Wielu z nas myśli o wydaniu własnego materiału muzycznego. Nie ważne czy będzie to krótka EP-ka, jakiś dłuższy materiał czy choćby pojedynczy kawałek wrzucony na naszego małego, tonącego w odmętach internetu Soundclouda. No cóż, marzenia są marzeniami, a katowickiego artystę Wudeca od dużej rzeszy ludzi oddziela to, że właśnie jedno udało mu się zrealizować… I to jeszcze jak!

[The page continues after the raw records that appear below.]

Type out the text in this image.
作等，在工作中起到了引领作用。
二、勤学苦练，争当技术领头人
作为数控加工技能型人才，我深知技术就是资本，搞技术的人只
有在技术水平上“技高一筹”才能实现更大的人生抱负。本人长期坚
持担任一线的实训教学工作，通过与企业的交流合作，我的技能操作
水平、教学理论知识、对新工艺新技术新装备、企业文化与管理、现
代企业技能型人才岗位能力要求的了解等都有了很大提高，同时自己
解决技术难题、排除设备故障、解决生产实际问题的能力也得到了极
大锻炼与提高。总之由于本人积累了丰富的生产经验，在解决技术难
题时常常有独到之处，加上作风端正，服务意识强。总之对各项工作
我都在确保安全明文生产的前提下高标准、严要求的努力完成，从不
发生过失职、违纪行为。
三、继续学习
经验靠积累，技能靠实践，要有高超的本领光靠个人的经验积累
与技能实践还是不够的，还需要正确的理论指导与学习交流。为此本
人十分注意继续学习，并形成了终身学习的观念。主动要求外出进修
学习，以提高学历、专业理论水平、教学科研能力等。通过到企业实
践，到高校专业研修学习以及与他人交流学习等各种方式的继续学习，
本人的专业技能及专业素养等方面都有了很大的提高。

Open Doors miała swoją premierę 16 maja tego roku i wszystko, co się na niej znajduje to dzieło dwóch ludzi: Łukasza Poleszaka aka Wudeca (muzyka, mastering, produkcja) oraz Kingi Lewandowicz (layout, grafika). Fakt, że cały gotowy produkt, który trzymamy w dłoni to dzieło tak niewielkiej liczby osób, wspominając tutaj oczywiście, że płyta wydana została bez udziału wytwórni, nadaje płycie bardzo intymny klimat. Sam Wudec zaznacza, że chciał wszystko robić po swojemu, bez żadnych sztucznych relacji, w zaciszu własnego zakręconego umysłu i rad bliskiego grona przyjaciół. Produkt wyjściowy ani przez chwilę nie sprawia wrażenia sztucznego. Odczuwalny jest tutaj brak w pełni profesjonalnego masteringu, co absolutnie nie jest żadnym zarzutem, ponieważ te wszelkie brudy nadają jeszcze więcej klimatu. Na płycie znajdujemy jedenaście utworów, które wpasowują się w zamysł Wudeca, który dość sprytnie łączy techno, deep house, witch house, trap i psychodelę, co ostatecznie zlewa się w jeden specyficzny podgatunek, który sam autor nazywa Trippintronic. Łukasz sam o sobie mówi, że jest szamanem, tylko takim współczesnym. Trudno mu nie przyznać racji. Obok tych kompozycji nie można przejść obojętnie. Jak na tak młodego producenta są one naprawdę dobrze dograne i tworzą specyficzny klimat. Moim zdecydowanie ulubionym utworem jest 'Where future is’, które polecam do odsłuchu każdemu koneserowi ciekawych brzmień i crossoveru gatunkowego. Uważam, że pełną wrażliwość i esencję tego utworu najlepiej można uzyskać wybierając się w nocy na wycieczkę rowerową poza miasto, a już w ogóle najlepiej do lasu.
Co jeszcze można powiedzieć o tej płycie? To kawał solidnej roboty, która ma naprawdę niewiele gorszych momentów. Jedyne co mogę poradzić to przyjęcie zaproszenie od Łukasza, wsparcie jego działalności artystycznej poprzez zakup płyty oraz wzięcie udziału w szalonej podróży poprzez różne płaszczyzny umysłu jednego z najbardziej pozytywnych szamanów naszych czasów! Ta płyta ma w sobie wszystko, co sprawia, że chce się do niej wracać: ciekawe kompozycje, zabawę gatunkami, niepowtarzalny klimat i jeszcze jedno: fenomenalnie brzmi na żywo! Mimo pewnych niedociągnięć przy masteringu, daję tej płycie solidną ósemkę!